Large-Vocabulary Speech Recognition Using Morph-Based Language Models

Mikko Kurimo

ICSI

Tuesday, April 10, 2012
12:30

Automatic speech recognition (ASR) systems trained for agglutinative and morphologically rich languages face the problem of vocabulary growth caused by prefixes, suffixes, inflections, and compound words. The typical solutions are to increase the vocabulary size or segment words into smaller units called morphs. The morphs can be either grammatical morphemes depending on the language or statistical morphs discovered by language independent unsupervised machine learning methods. The sub-word units are helpful for recognizing out-of-vocabulary (OOV) words, but in language models based on n-grams, short units often require a large n. Our morph-based ASR experiments in two highly inflecting and agglutinative languages show that the high-order models are essential also for constructing lattices in the first recognition pass. The analysis of recognition errors reveals improvements for not just OOVs but also for the previously unseen words. Further error analysis indicate how speaker adaptive training and discriminative training correct some of the ASR errors and which still remain as the most potential areas of improving the system. In addition to ASR, the morph-based language modeling is useful also for speech synthesis, information retrieval, and statistical machine translation.

Bio:
Mikko Kurimo is the leader of the Speech Group at the Information and Computer Science Department at Aalto University: http://research.ics.tkk.fi/speech. After his PhD at the Helsinki University of Technology (which later became part of Aalto) and postdoc at IDIAP, he became a professor and chief research scientist at Aalto. In addition to IDIAP, he has visited and worked with several research centers: University of Colorado at Boulder, University of Edinburgh, SRI, Cambridge University, and Nagoya Institute of Technology.
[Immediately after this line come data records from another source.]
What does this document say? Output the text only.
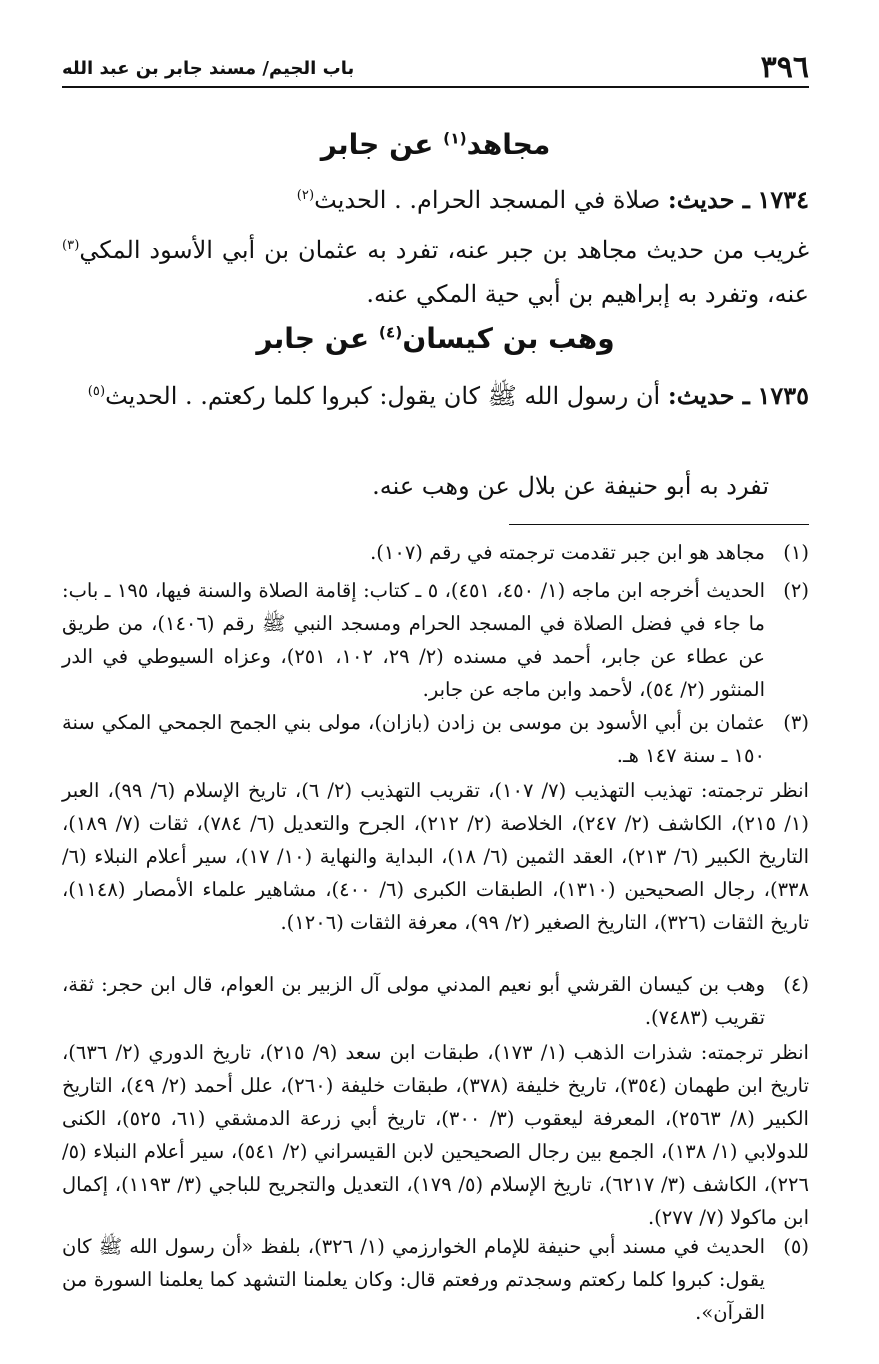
٣٩٦
باب الجيم/ مسند جابر بن عبد الله
مجاهد$^{(١)}$ عن جابر
١٧٣٤ ـ حديث: صلاة في المسجد الحرام. . الحديث$^{(٢)}$
غريب من حديث مجاهد بن جبر عنه، تفرد به عثمان بن أبي الأسود المكي$^{(٣)}$ عنه، وتفرد به إبراهيم بن أبي حية المكي عنه.
وهب بن كيسان$^{(٤)}$ عن جابر
١٧٣٥ ـ حديث: أن رسول الله ﷺ كان يقول: كبروا كلما ركعتم. . الحديث$^{(٥)}$
تفرد به أبو حنيفة عن بلال عن وهب عنه.
(١)
مجاهد هو ابن جبر تقدمت ترجمته في رقم (١٠٧).
(٢)
الحديث أخرجه ابن ماجه (١/ ٤٥٠، ٤٥١)، ٥ ـ كتاب: إقامة الصلاة والسنة فيها، ١٩٥ ـ باب: ما جاء في فضل الصلاة في المسجد الحرام ومسجد النبي ﷺ رقم (١٤٠٦)، من طريق عن عطاء عن جابر، أحمد في مسنده (٢/ ٢٩، ١٠٢، ٢٥١)، وعزاه السيوطي في الدر المنثور (٢/ ٥٤)، لأحمد وابن ماجه عن جابر.
(٣)
عثمان بن أبي الأسود بن موسى بن زادن (بازان)، مولى بني الجمح الجمحي المكي سنة ١٥٠ ـ سنة ١٤٧ هـ.
انظر ترجمته: تهذيب التهذيب (٧/ ١٠٧)، تقريب التهذيب (٢/ ٦)، تاريخ الإسلام (٦/ ٩٩)، العبر (١/ ٢١٥)، الكاشف (٢/ ٢٤٧)، الخلاصة (٢/ ٢١٢)، الجرح والتعديل (٦/ ٧٨٤)، ثقات (٧/ ١٨٩)، التاريخ الكبير (٦/ ٢١٣)، العقد الثمين (٦/ ١٨)، البداية والنهاية (١٠/ ١٧)، سير أعلام النبلاء (٦/ ٣٣٨)، رجال الصحيحين (١٣١٠)، الطبقات الكبرى (٦/ ٤٠٠)، مشاهير علماء الأمصار (١١٤٨)، تاريخ الثقات (٣٢٦)، التاريخ الصغير (٢/ ٩٩)، معرفة الثقات (١٢٠٦).
(٤)
وهب بن كيسان القرشي أبو نعيم المدني مولى آل الزبير بن العوام، قال ابن حجر: ثقة، تقريب (٧٤٨٣).
انظر ترجمته: شذرات الذهب (١/ ١٧٣)، طبقات ابن سعد (٩/ ٢١٥)، تاريخ الدوري (٢/ ٦٣٦)، تاريخ ابن طهمان (٣٥٤)، تاريخ خليفة (٣٧٨)، طبقات خليفة (٢٦٠)، علل أحمد (٢/ ٤٩)، التاريخ الكبير (٨/ ٢٥٦٣)، المعرفة ليعقوب (٣/ ٣٠٠)، تاريخ أبي زرعة الدمشقي (٦١، ٥٢٥)، الكنى للدولابي (١/ ١٣٨)، الجمع بين رجال الصحيحين لابن القيسراني (٢/ ٥٤١)، سير أعلام النبلاء (٥/ ٢٢٦)، الكاشف (٣/ ٦٢١٧)، تاريخ الإسلام (٥/ ١٧٩)، التعديل والتجريح للباجي (٣/ ١١٩٣)، إكمال ابن ماكولا (٧/ ٢٧٧).
(٥)
الحديث في مسند أبي حنيفة للإمام الخوارزمي (١/ ٣٢٦)، بلفظ «أن رسول الله ﷺ كان يقول: كبروا كلما ركعتم وسجدتم ورفعتم قال: وكان يعلمنا التشهد كما يعلمنا السورة من القرآن».
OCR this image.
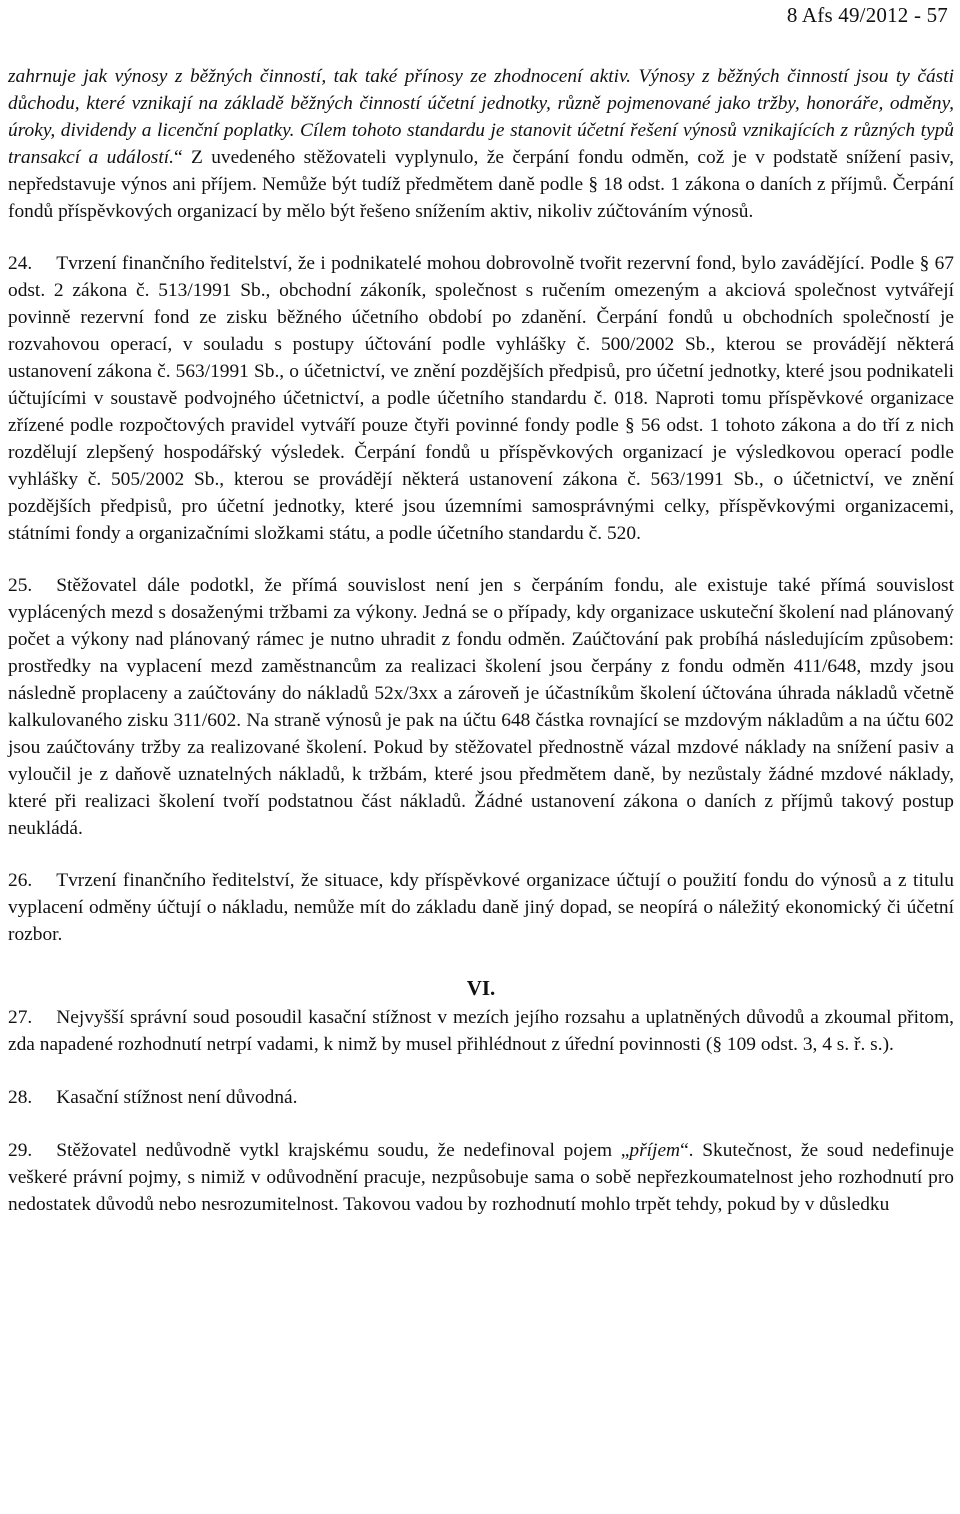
8 Afs 49/2012 - 57

zahrnuje jak výnosy z běžných činností, tak také přínosy ze zhodnocení aktiv. Výnosy z běžných činností jsou ty části důchodu, které vznikají na základě běžných činností účetní jednotky, různě pojmenované jako tržby, honoráře, odměny, úroky, dividendy a licenční poplatky. Cílem tohoto standardu je stanovit účetní řešení výnosů vznikajících z různých typů transakcí a událostí.“ Z uvedeného stěžovateli vyplynulo, že čerpání fondu odměn, což je v podstatě snížení pasiv, nepředstavuje výnos ani příjem. Nemůže být tudíž předmětem daně podle § 18 odst. 1 zákona o daních z příjmů. Čerpání fondů příspěvkových organizací by mělo být řešeno snížením aktiv, nikoliv zúčtováním výnosů.

24. Tvrzení finančního ředitelství, že i podnikatelé mohou dobrovolně tvořit rezervní fond, bylo zavádějící. Podle § 67 odst. 2 zákona č. 513/1991 Sb., obchodní zákoník, společnost s ručením omezeným a akciová společnost vytvářejí povinně rezervní fond ze zisku běžného účetního období po zdanění. Čerpání fondů u obchodních společností je rozvahovou operací, v souladu s postupy účtování podle vyhlášky č. 500/2002 Sb., kterou se provádějí některá ustanovení zákona č. 563/1991 Sb., o účetnictví, ve znění pozdějších předpisů, pro účetní jednotky, které jsou podnikateli účtujícími v soustavě podvojného účetnictví, a podle účetního standardu č. 018. Naproti tomu příspěvkové organizace zřízené podle rozpočtových pravidel vytváří pouze čtyři povinné fondy podle § 56 odst. 1 tohoto zákona a do tří z nich rozdělují zlepšený hospodářský výsledek. Čerpání fondů u příspěvkových organizací je výsledkovou operací podle vyhlášky č. 505/2002 Sb., kterou se provádějí některá ustanovení zákona č. 563/1991 Sb., o účetnictví, ve znění pozdějších předpisů, pro účetní jednotky, které jsou územními samosprávnými celky, příspěvkovými organizacemi, státními fondy a organizačními složkami státu, a podle účetního standardu č. 520.

25. Stěžovatel dále podotkl, že přímá souvislost není jen s čerpáním fondu, ale existuje také přímá souvislost vyplácených mezd s dosaženými tržbami za výkony. Jedná se o případy, kdy organizace uskuteční školení nad plánovaný počet a výkony nad plánovaný rámec je nutno uhradit z fondu odměn. Zaúčtování pak probíhá následujícím způsobem: prostředky na vyplacení mezd zaměstnancům za realizaci školení jsou čerpány z fondu odměn 411/648, mzdy jsou následně proplaceny a zaúčtovány do nákladů 52x/3xx a zároveň je účastníkům školení účtována úhrada nákladů včetně kalkulovaného zisku 311/602. Na straně výnosů je pak na účtu 648 částka rovnající se mzdovým nákladům a na účtu 602 jsou zaúčtovány tržby za realizované školení. Pokud by stěžovatel přednostně vázal mzdové náklady na snížení pasiv a vyloučil je z daňově uznatelných nákladů, k tržbám, které jsou předmětem daně, by nezůstaly žádné mzdové náklady, které při realizaci školení tvoří podstatnou část nákladů. Žádné ustanovení zákona o daních z příjmů takový postup neukládá.

26. Tvrzení finančního ředitelství, že situace, kdy příspěvkové organizace účtují o použití fondu do výnosů a z titulu vyplacení odměny účtují o nákladu, nemůže mít do základu daně jiný dopad, se neopírá o náležitý ekonomický či účetní rozbor.

VI.

27. Nejvyšší správní soud posoudil kasační stížnost v mezích jejího rozsahu a uplatněných důvodů a zkoumal přitom, zda napadené rozhodnutí netrpí vadami, k nimž by musel přihlédnout z úřední povinnosti (§ 109 odst. 3, 4 s. ř. s.).

28. Kasační stížnost není důvodná.

29. Stěžovatel nedůvodně vytkl krajskému soudu, že nedefinoval pojem „příjem“. Skutečnost, že soud nedefinuje veškeré právní pojmy, s nimiž v odůvodnění pracuje, nezpůsobuje sama o sobě nepřezkoumatelnost jeho rozhodnutí pro nedostatek důvodů nebo nesrozumitelnost. Takovou vadou by rozhodnutí mohlo trpět tehdy, pokud by v důsledku
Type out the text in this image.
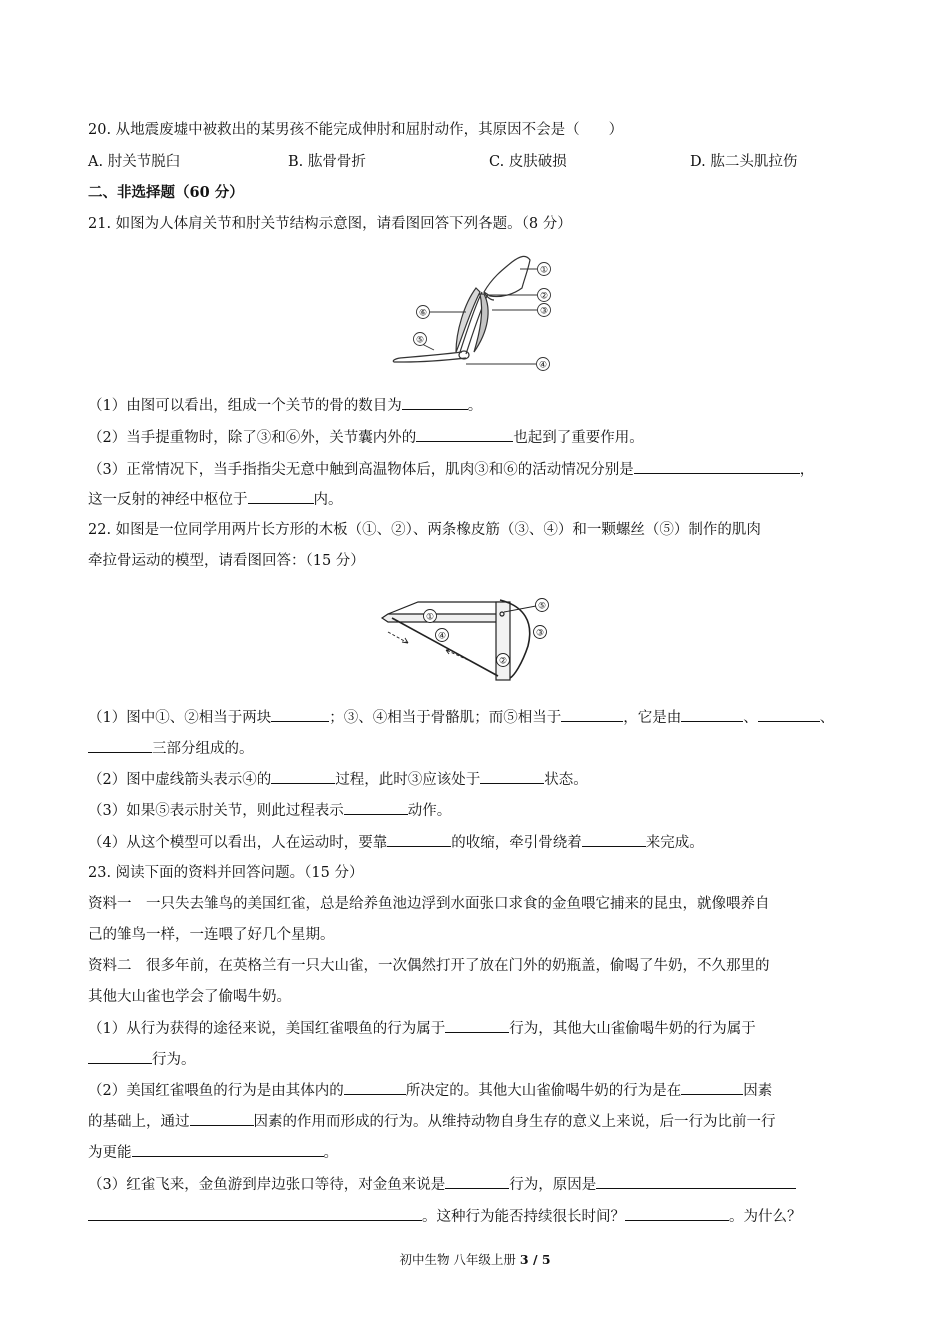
20. 从地震废墟中被救出的某男孩不能完成伸肘和屈肘动作，其原因不会是（　　）
A. 肘关节脱臼	B. 肱骨骨折	C. 皮肤破损	D. 肱二头肌拉伤
二、非选择题（60 分）
21. 如图为人体肩关节和肘关节结构示意图，请看图回答下列各题。（8 分）
①
②
③
⑥
⑤
④
（1）由图可以看出，组成一个关节的骨的数目为	。
（2）当手提重物时，除了③和⑥外，关节囊内外的	也起到了重要作用。
（3）正常情况下，当手指指尖无意中触到高温物体后，肌肉③和⑥的活动情况分别是	，
这一反射的神经中枢位于	内。
22. 如图是一位同学用两片长方形的木板（①、②）、两条橡皮筋（③、④）和一颗螺丝（⑤）制作的肌肉
牵拉骨运动的模型，请看图回答：（15 分）
⑤
①
④	③
②
（1）图中①、②相当于两块	；③、④相当于骨骼肌；而⑤相当于	，它是由	、	、
三部分组成的。
（2）图中虚线箭头表示④的	过程，此时③应该处于	状态。
（3）如果⑤表示肘关节，则此过程表示	动作。
（4）从这个模型可以看出，人在运动时，要靠	的收缩，牵引骨绕着	来完成。
23. 阅读下面的资料并回答问题。（15 分）
资料一　一只失去雏鸟的美国红雀，总是给养鱼池边浮到水面张口求食的金鱼喂它捕来的昆虫，就像喂养自
己的雏鸟一样，一连喂了好几个星期。
资料二　很多年前，在英格兰有一只大山雀，一次偶然打开了放在门外的奶瓶盖，偷喝了牛奶，不久那里的
其他大山雀也学会了偷喝牛奶。
（1）从行为获得的途径来说，美国红雀喂鱼的行为属于	行为，其他大山雀偷喝牛奶的行为属于
行为。
（2）美国红雀喂鱼的行为是由其体内的	所决定的。其他大山雀偷喝牛奶的行为是在	因素
的基础上，通过	因素的作用而形成的行为。从维持动物自身生存的意义上来说，后一行为比前一行
为更能	。
（3）红雀飞来，金鱼游到岸边张口等待，对金鱼来说是	行为，原因是
。这种行为能否持续很长时间？	。为什么？
初中生物 八年级上册 3 / 5
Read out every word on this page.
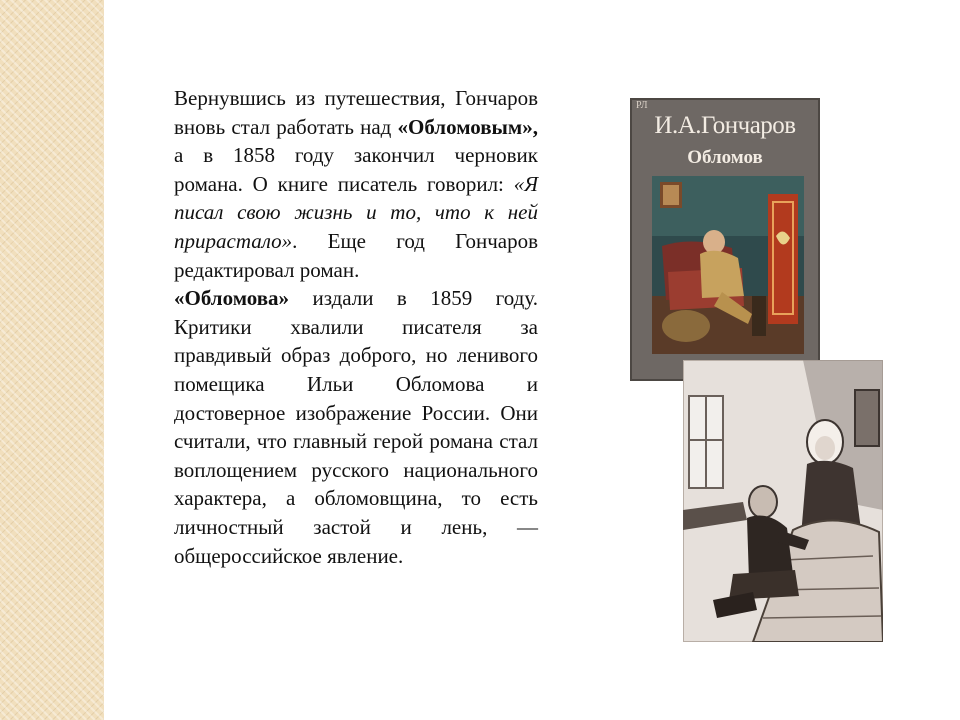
Вернувшись из путешествия, Гончаров вновь стал работать над «Обломовым», а в 1858 году закончил черновик романа. О книге писатель говорил: «Я писал свою жизнь и то, что к ней прирастало». Еще год Гончаров редактировал роман.

«Обломова» издали в 1859 году. Критики хвалили писателя за правдивый образ доброго, но ленивого помещика Ильи Обломова и достоверное изображение России. Они считали, что главный герой романа стал воплощением русского национального характера, а обломовщина, то есть личностный застой и лень, — общероссийское явление.

РЛ
И.А.Гончаров
Обломов
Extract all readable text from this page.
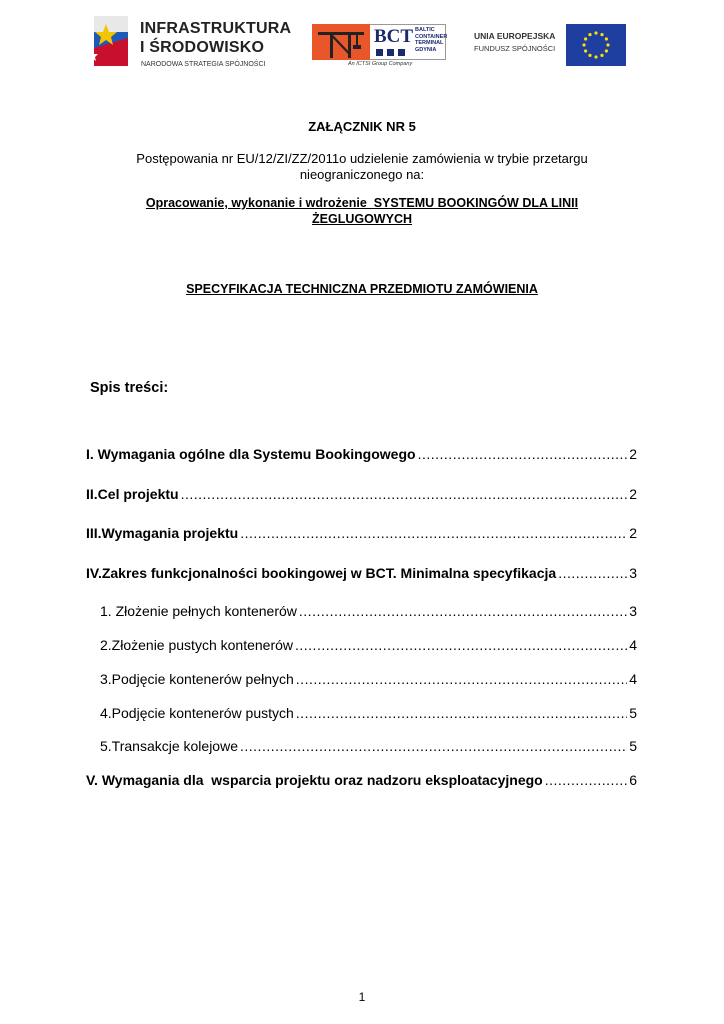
INFRASTRUKTURA
I ŚRODOWISKO
NARODOWA STRATEGIA SPÓJNOŚCI
BCT BALTIC
CONTAINER
TERMINAL
GDYNIA
An ICTSI Group Company
UNIA EUROPEJSKA
FUNDUSZ SPÓJNOŚCI
ZAŁĄCZNIK NR 5
Postępowania nr EU/12/ZI/ZZ/2011o udzielenie zamówienia w trybie przetargu
nieograniczonego na:
Opracowanie, wykonanie i wdrożenie  SYSTEMU BOOKINGÓW DLA LINII
ŻEGLUGOWYCH
SPECYFIKACJA TECHNICZNA PRZEDMIOTU ZAMÓWIENIA
Spis treści:
I. Wymagania ogólne dla Systemu Bookingowego .....	2
II.Cel projektu .....	2
III.Wymagania projektu .....	2
IV.Zakres funkcjonalności bookingowej w BCT. Minimalna specyfikacja .....	3
1. Złożenie pełnych kontenerów .....	3
2.Złożenie pustych kontenerów .....	4
3.Podjęcie kontenerów pełnych .....	4
4.Podjęcie kontenerów pustych .....	5
5.Transakcje kolejowe .....	5
V. Wymagania dla  wsparcia projektu oraz nadzoru eksploatacyjnego .....	6
1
His group at Aalto consists of 12 researchers concentrating on several aspects of speech recognition and funded mainly by projects in Academy of Finland, Tekes, and European Community. Their work is best known for unsupervised morpheme-based language modeling and adaptation of acoustic and language models for various speakers and speaking styles.

In 2012, Mikko Kurimo and his PhD student Seppo Enarvi are visiting ICSI, working on ASR for spontaneous speech.